In May I started looking for a new full time job now that my VA GI BILL is over with. I still have one more class to take to get my Business Associate I plan on taking it in January and Graduating next May I hope! But I was so blessed! I got a a job before I resigned from my WACOG head start! I got hired on at Froniter Communications as a Work At Home Call Representative. It has good pay and great benefits! I am still in training til end of August! But I took my first calls over a week ago and I loved it! It was really confusing at first but after awhile I got adjusted and as I remembered stuff It got easier and easier! Its so awesome to talk to people all over the US! Off the phones until July 20th and I was so dissapointed about it except now I am learning everything else so the next time I am on the phones I'll know everything I will need to know to do my job effiecntly. As soon as my training is over I will work from my house! So COOL! Girls will still go to day care and I will come and work! I get internet for a good price through the company which is why I am finally able to post on here!

My grandma passed in April after a long fight. I'm so glad shes not in pain anymore and now she is in heaven rocking with my aunt. I had such a hard time after my aunt Paula passed away the weight on my heart has slowly got better but the closer it gets to August I feel it pressing again. I know Paula and my grandma are better where they are now and they are not in pain anymore and for that I am glad. I just miss my best friend.

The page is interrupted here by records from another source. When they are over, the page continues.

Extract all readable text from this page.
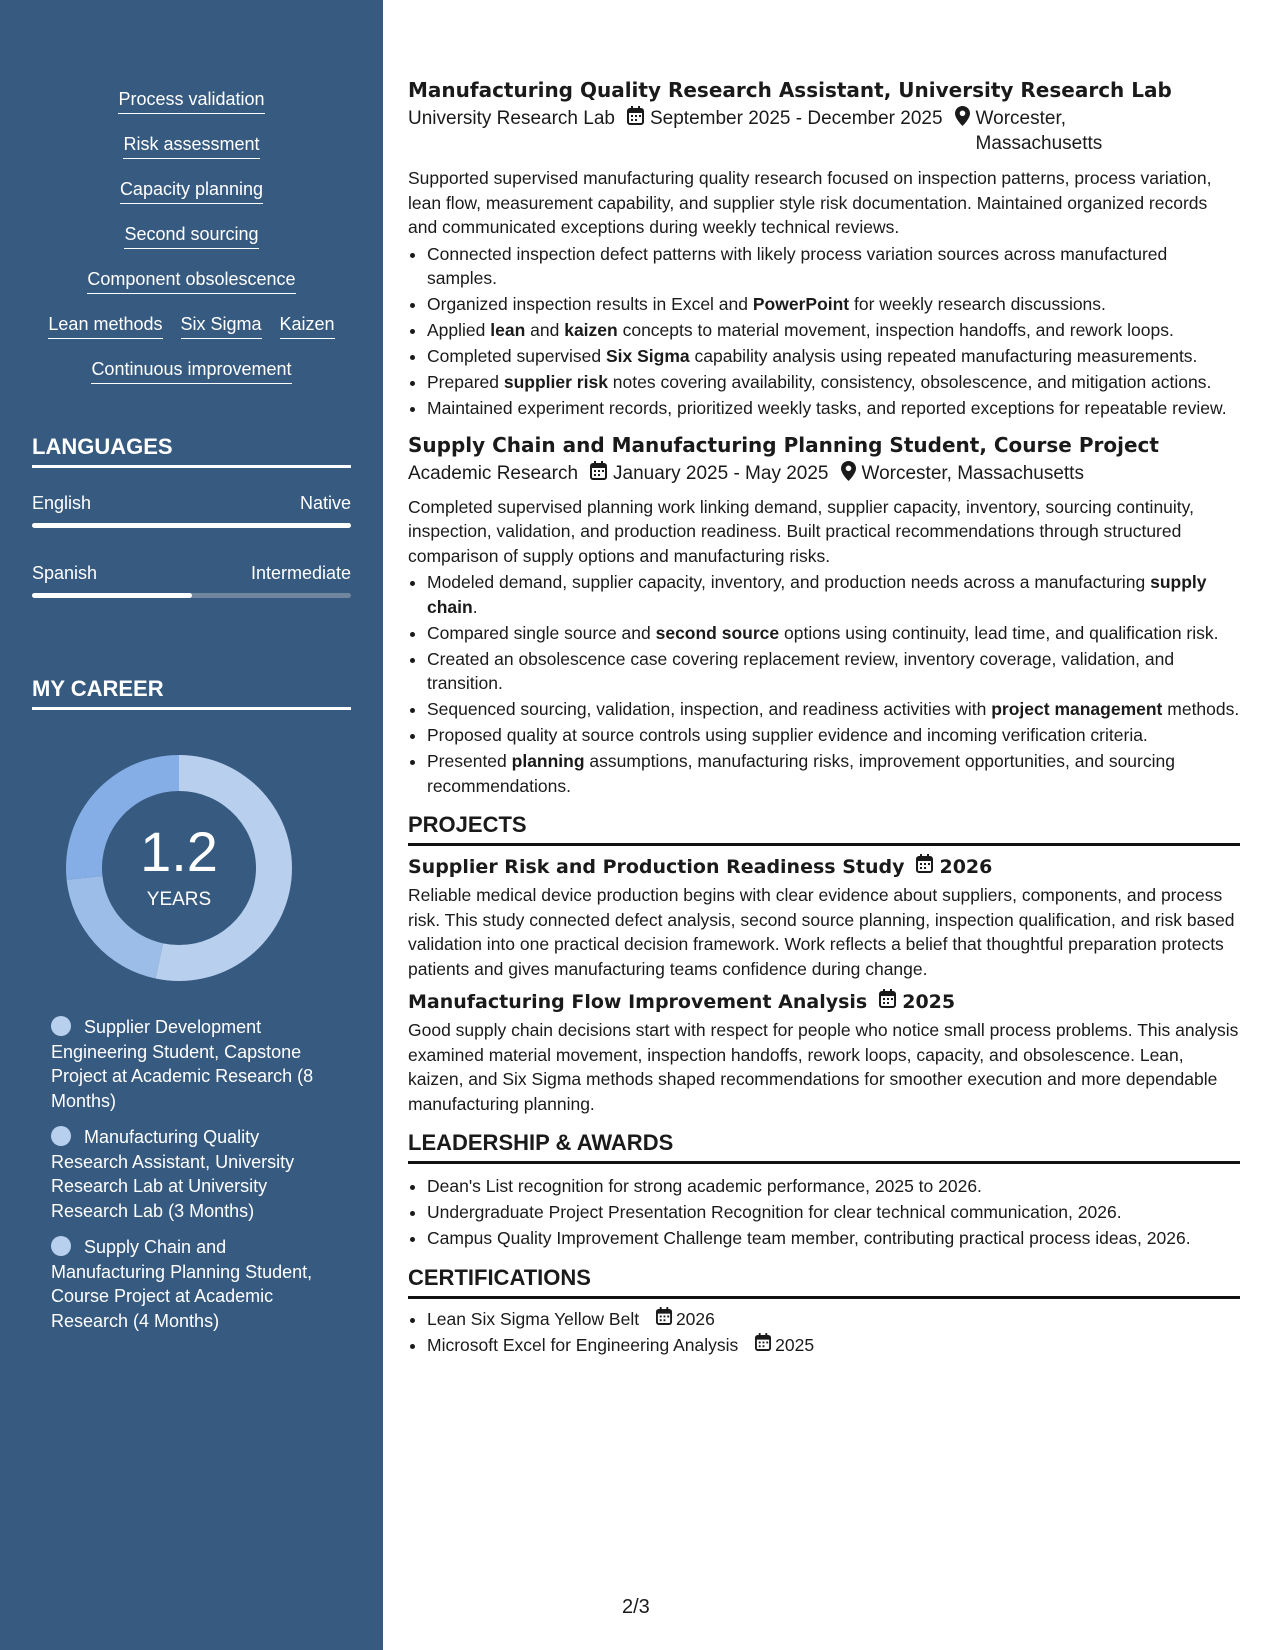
Process validation
Risk assessment
Capacity planning
Second sourcing
Component obsolescence
Lean methods Six Sigma Kaizen
Continuous improvement
LANGUAGES
English	Native
Spanish	Intermediate
MY CAREER
1.2
YEARS
Supplier Development Engineering Student, Capstone Project at Academic Research (8 Months)
Manufacturing Quality Research Assistant, University Research Lab at University Research Lab (3 Months)
Supply Chain and Manufacturing Planning Student, Course Project at Academic Research (4 Months)
Manufacturing Quality Research Assistant, University Research Lab
University Research Lab September 2025 - December 2025 Worcester,
Massachusetts
Supported supervised manufacturing quality research focused on inspection patterns, process variation, lean flow, measurement capability, and supplier style risk documentation. Maintained organized records and communicated exceptions during weekly technical reviews.
• Connected inspection defect patterns with likely process variation sources across manufactured samples.
• Organized inspection results in Excel and PowerPoint for weekly research discussions.
• Applied lean and kaizen concepts to material movement, inspection handoffs, and rework loops.
• Completed supervised Six Sigma capability analysis using repeated manufacturing measurements.
• Prepared supplier risk notes covering availability, consistency, obsolescence, and mitigation actions.
• Maintained experiment records, prioritized weekly tasks, and reported exceptions for repeatable review.
Supply Chain and Manufacturing Planning Student, Course Project
Academic Research January 2025 - May 2025 Worcester, Massachusetts
Completed supervised planning work linking demand, supplier capacity, inventory, sourcing continuity, inspection, validation, and production readiness. Built practical recommendations through structured comparison of supply options and manufacturing risks.
• Modeled demand, supplier capacity, inventory, and production needs across a manufacturing supply chain.
• Compared single source and second source options using continuity, lead time, and qualification risk.
• Created an obsolescence case covering replacement review, inventory coverage, validation, and transition.
• Sequenced sourcing, validation, inspection, and readiness activities with project management methods.
• Proposed quality at source controls using supplier evidence and incoming verification criteria.
• Presented planning assumptions, manufacturing risks, improvement opportunities, and sourcing recommendations.
PROJECTS
Supplier Risk and Production Readiness Study 2026
Reliable medical device production begins with clear evidence about suppliers, components, and process risk. This study connected defect analysis, second source planning, inspection qualification, and risk based validation into one practical decision framework. Work reflects a belief that thoughtful preparation protects patients and gives manufacturing teams confidence during change.
Manufacturing Flow Improvement Analysis 2025
Good supply chain decisions start with respect for people who notice small process problems. This analysis examined material movement, inspection handoffs, rework loops, capacity, and obsolescence. Lean, kaizen, and Six Sigma methods shaped recommendations for smoother execution and more dependable manufacturing planning.
LEADERSHIP & AWARDS
• Dean's List recognition for strong academic performance, 2025 to 2026.
• Undergraduate Project Presentation Recognition for clear technical communication, 2026.
• Campus Quality Improvement Challenge team member, contributing practical process ideas, 2026.
CERTIFICATIONS
• Lean Six Sigma Yellow Belt 2026
• Microsoft Excel for Engineering Analysis 2025
2/3
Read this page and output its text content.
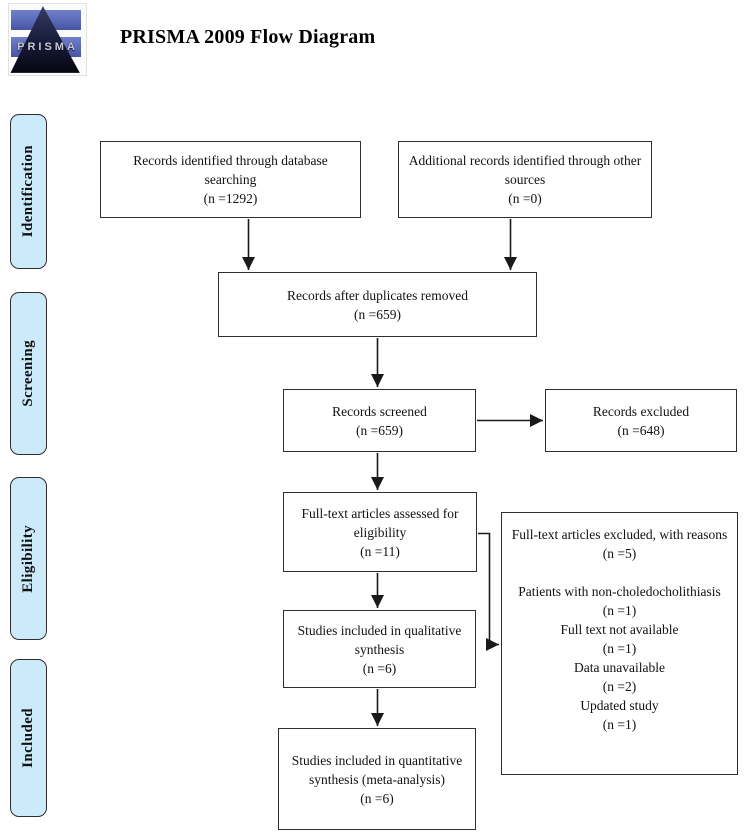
PRISMA	PRISMA 2009 Flow Diagram
Identification
Screening
Eligibility
Included
Records identified through database searching
(n =1292)
Additional records identified through other sources
(n =0)
Records after duplicates removed
(n =659)
Records screened
(n =659)
Records excluded
(n =648)
Full-text articles assessed for eligibility
(n =11)
Full-text articles excluded, with reasons
(n =5)
Patients with non-choledocholithiasis
(n =1)
Full text not available
(n =1)
Data unavailable
(n =2)
Updated study
(n =1)
Studies included in qualitative synthesis
(n =6)
Studies included in quantitative synthesis (meta-analysis)
(n =6)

My parents had taken a trip overseas to see my step sister and her son. That didnt turn out well. And I just wonder what makes my step sister so evil to hate my parents so much and for her to not trust them. They never did anything to her. They were great parents. There are 3 more of us who can very this my 2 brothers and myself. We have all turned out fine and love our parents very much. But hopefully step sister will some day realize what she has missed and that our parents have always been there for her. It just sucks is because my nephew is in the middle of it and probably will never get to see his grandparents, aunts, uncles, and cousins again.

To me tho. My life is great. I am loved by my family. I love my family. I have 2 great lil girls. I have a job I am enjoying. I have a place to live and to care for my girls. There are hardships but I will muck my way through them because that is who I am!